In the absence of adequate insolvency laws, individual creditors may compete to be the first to seize collateral or to obtain a judgment against a failing debtor. It is in the collective interest of creditors that the reorganization or liquidation of a debtor be carried out in an orderly manner. In April 2001, the World Bank issued a report on “Principles and Guidelines for Effective Insolvency and Creditor Rights Systems.” Even though the insolvency principles focus primarily on corporate insolvency, some of the concepts identified are also helpful for developing principles for bank and systemic insolvency.
The World Bank Report establishes that a modern economy requires predictable, transparent, and affordable enforcement of both secured and unsecured credit claims by efficient mechanisms both within and outside the insolvency system. These systems must be designed to work in harmony. The World Bank Report includes an in-depth analysis of a number of principles, some of which are summarized here. In general terms, an effective insolvency system should (a) be integrated with the country’s broader legal and commercial systems—insolvency reform is often ineffective without parallel reform of other commercial laws; (b) maximize the value of the company’s assets by enabling it to reorganize; (c) strike a careful balance between liquidation and reorganization; (d) provide for equitable treatment of similarly situated creditors—including both foreign and domestic creditors; (e) provide for timely, efficient, and impartial resolution of insolvency proceedings; (f) prevent the premature dismemberment of the debtor’s assets by individual creditors; (g) provide a transparent procedure that contains incentives for gathering and dispensing information; (h) recognize existing creditor rights and respect the priority of claims with a predictable and established process; and (i) establish a framework for cross-border insolvencies, including recognition of foreign proceedings and judgments as well as cooperation and assistance among courts in different jurisdictions.

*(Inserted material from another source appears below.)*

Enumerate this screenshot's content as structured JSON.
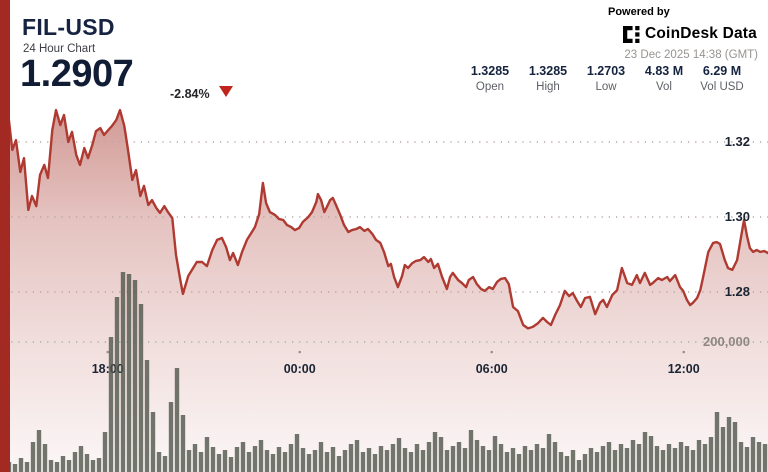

Guatemala fails to meet most of the requirements established under the above principles. The Guatemalan legal framework does not facilitate efficient, transparent, and reliable methods for recovering debt, either within or outside of bankruptcy proceedings. Rules on bankruptcy are not integrated with the broader commercial system; in fact, because of amendments to the Commercial Code, specific bankruptcy rules were repealed in 1970 and only procedural aspects are currently regulated. Among other things, the lack of specific substantive regulation severely limits a creditor’s ability to ascertain the validity of transactions conducted by the bankrupt individuals or entity once it became insolvent—a factor that in turn may significantly confine the number of assets that may be available to such creditors to satisfy their debts. In addition, because of protracted and formalistic judicial procedures, the notion of efficient and impartial resolution of bankruptcy procedures effectively does not exist.
Guatemala’s rules on bankruptcy focus on the liquidation of business entities rather than on their reorganization. However, several interviewees noted that, unlike other Central American countries, Guatemala does provide (at least in theory) for an equitable treatment of creditors, including creditors located abroad.
As a matter of practice, there are hardly any (if any) bankruptcy cases in Guatemala. Companies would rather attempt to reach an agreement with their creditors outside the judicial process or even close operations altogether and set up a new entity without going through a formal bankruptcy procedure—effectively leaving all or a significant number of creditors completely unprotected.
In contrast, the legal framework for the liquidation of financial entities was reformed in 2002 in an effort to modernize the system and adapt it to international standards. However, the system has not been tested to date and a few ongoing cases of bank liquidations are being handled under the previous legal system—a solution criticized by many because of irregularities and lack of transparency.